An insert studio is a purpose-built or adapted location that encompasses the lighting, photography, set design, and sound reproduction for a remote component of a video or television program.

==Overview==
Insert studios are generally smaller than a standard soundstage, and are used for television and media interviews with individuals or small groups of people. It is also common for the host, or presenter of a program to conduct their part of a show from an insert studio when they are away from their home base.

Insert studios usually have permanent or on-demand connectivity to larger entities via telecommunications networks using various means including coaxial cable, fiber, VPN, or satellite uplink. Telephone lines are required for coordination, direction, and interruptible feedback.

==Effect on contribution content==

Insert studios play an important contribution role in modern public affairs television programming. They can be in places far removed from the shows and networks they serve. This enables contributors in remote places to be part of a discourse. They also help equalize a tendency to over utilize sources in major cities. They also enable entities like small market television stations to get content for programming without a travel budget.

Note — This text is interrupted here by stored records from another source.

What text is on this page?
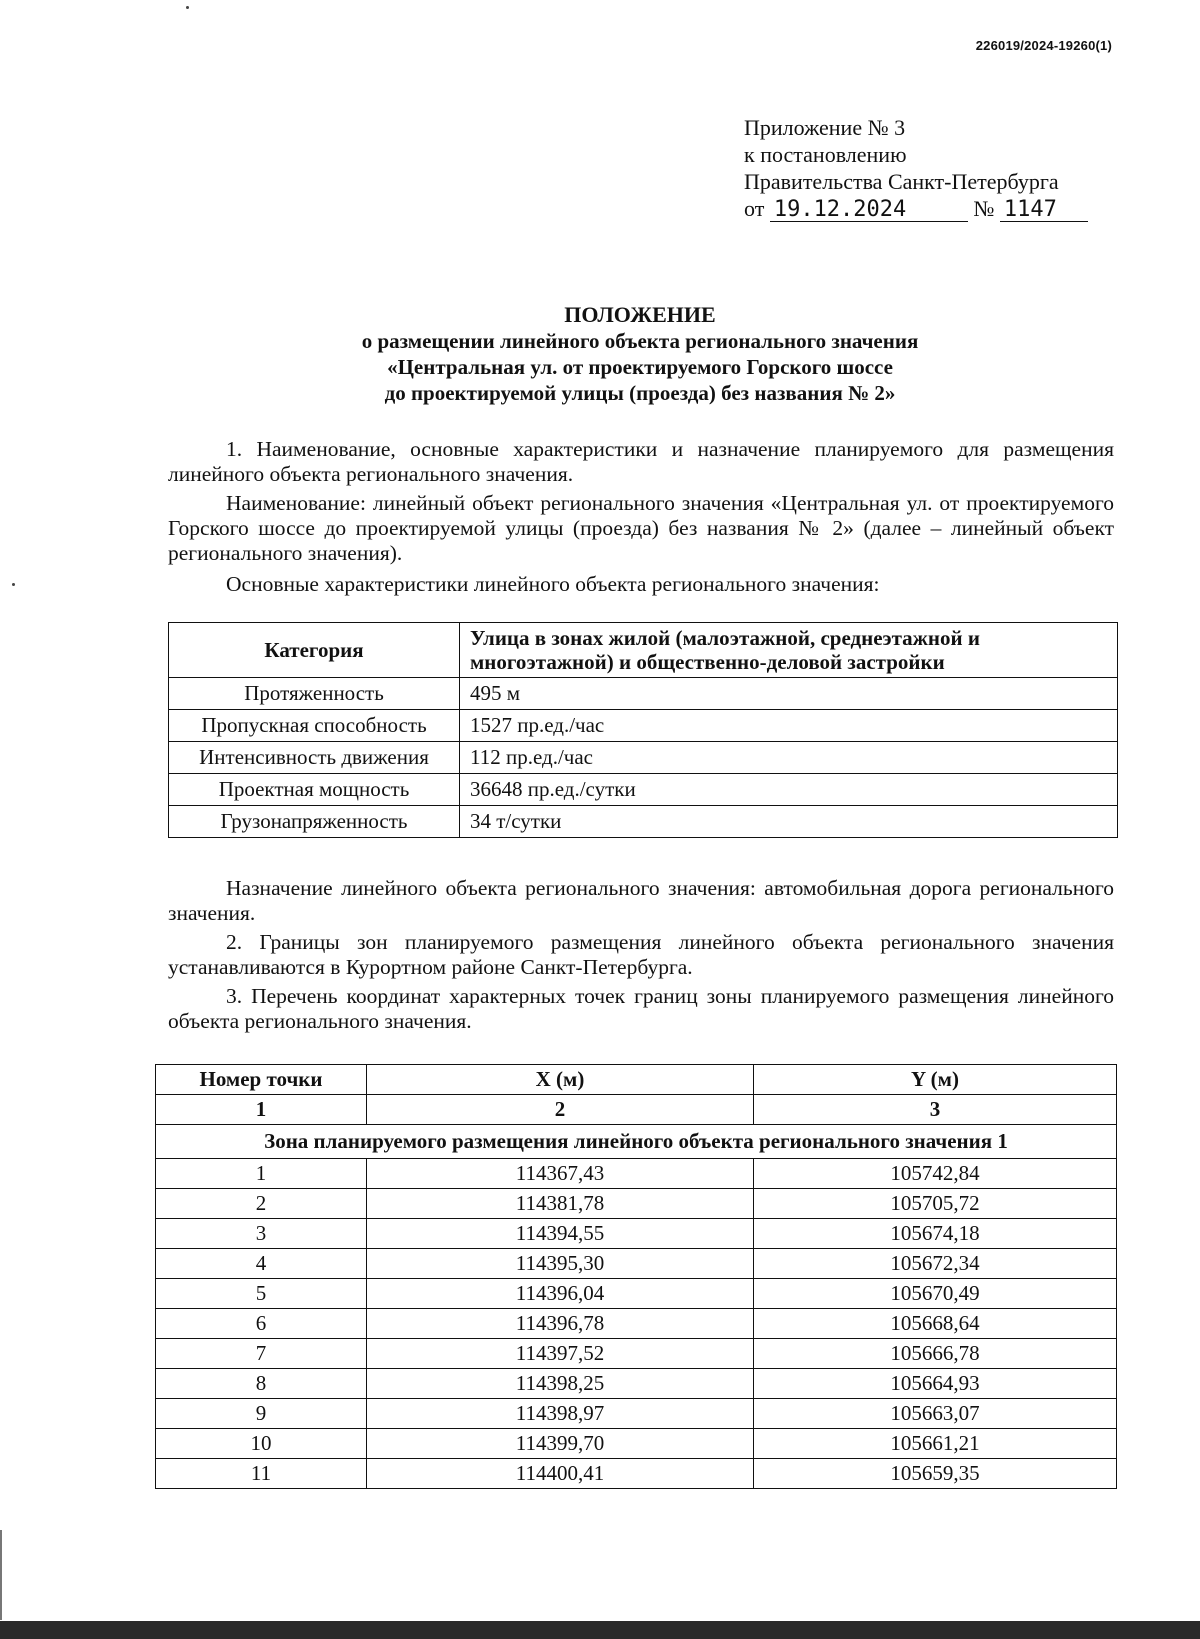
226019/2024-19260(1)
Приложение № 3
к постановлению
Правительства Санкт-Петербурга
от 19.12.2024	№ 1147
ПОЛОЖЕНИЕ
о размещении линейного объекта регионального значения
«Центральная ул. от проектируемого Горского шоссе
до проектируемой улицы (проезда) без названия № 2»
1. Наименование, основные характеристики и назначение планируемого для размещения линейного объекта регионального значения.
Наименование: линейный объект регионального значения «Центральная ул. от проектируемого Горского шоссе до проектируемой улицы (проезда) без названия № 2» (далее – линейный объект регионального значения).
Основные характеристики линейного объекта регионального значения:
Категория	Улица в зонах жилой (малоэтажной, среднеэтажной и многоэтажной) и общественно-деловой застройки
Протяженность	495 м
Пропускная способность	1527 пр.ед./час
Интенсивность движения	112 пр.ед./час
Проектная мощность	36648 пр.ед./сутки
Грузонапряженность	34 т/сутки
Назначение линейного объекта регионального значения: автомобильная дорога регионального значения.
2. Границы зон планируемого размещения линейного объекта регионального значения устанавливаются в Курортном районе Санкт-Петербурга.
3. Перечень координат характерных точек границ зоны планируемого размещения линейного объекта регионального значения.
Номер точки	X (м)	Y (м)
1	2	3
Зона планируемого размещения линейного объекта регионального значения 1		
1	114367,43	105742,84
2	114381,78	105705,72
3	114394,55	105674,18
4	114395,30	105672,34
5	114396,04	105670,49
6	114396,78	105668,64
7	114397,52	105666,78
8	114398,25	105664,93
9	114398,97	105663,07
10	114399,70	105661,21
11	114400,41	105659,35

==Technological advantages==

Because insert studios frequently take advantage of terrestrial communications circuits, there is reduced latency when compared with traditional satellite uplink from remote locations. This often allows for a faster exchange between program host and contributor/guest, and has led to a new breed of programming that utilize pundits and a rapid fire exchange of ideas as a staple of content.

==Economic considerations==

Insert studios also play an important role because they can be used (“booked”) for periods less than a traditional production day. They are also self-contained, allowing for economy compared with traditional newsgathering methods involving the use of separate individuals in the field responsible for producing, camerawork, sound, and transmission on a temporary basis in remote locations. Because insert studios are pre-set, the technology can be often be run either by a single de-skilled operator or even remotely. Travel costs can be reduced because the subject(s) may go to a local or nearby site.

==Implications for television journalism==

Contributors must travel to the camera inside the studio, rather than the camera moving closer to the story. This is an important distinction because the camera is further removed from a documentary role on the newsgathering process. Also, as traditional sources of television news shrink their production budgets and rely on remote studios more for content, there is a new and increasing bias toward including experts from institutions that pay to maintain their own studios, and contribute content at a discount relative to traditional coverage methods, or even completely subsidize their own coverage.

So while a more diverse list of contributors benefits programming coverage, technology and economics can enable contributors to effectively pay to play which if not disclosed can negatively impact journalism.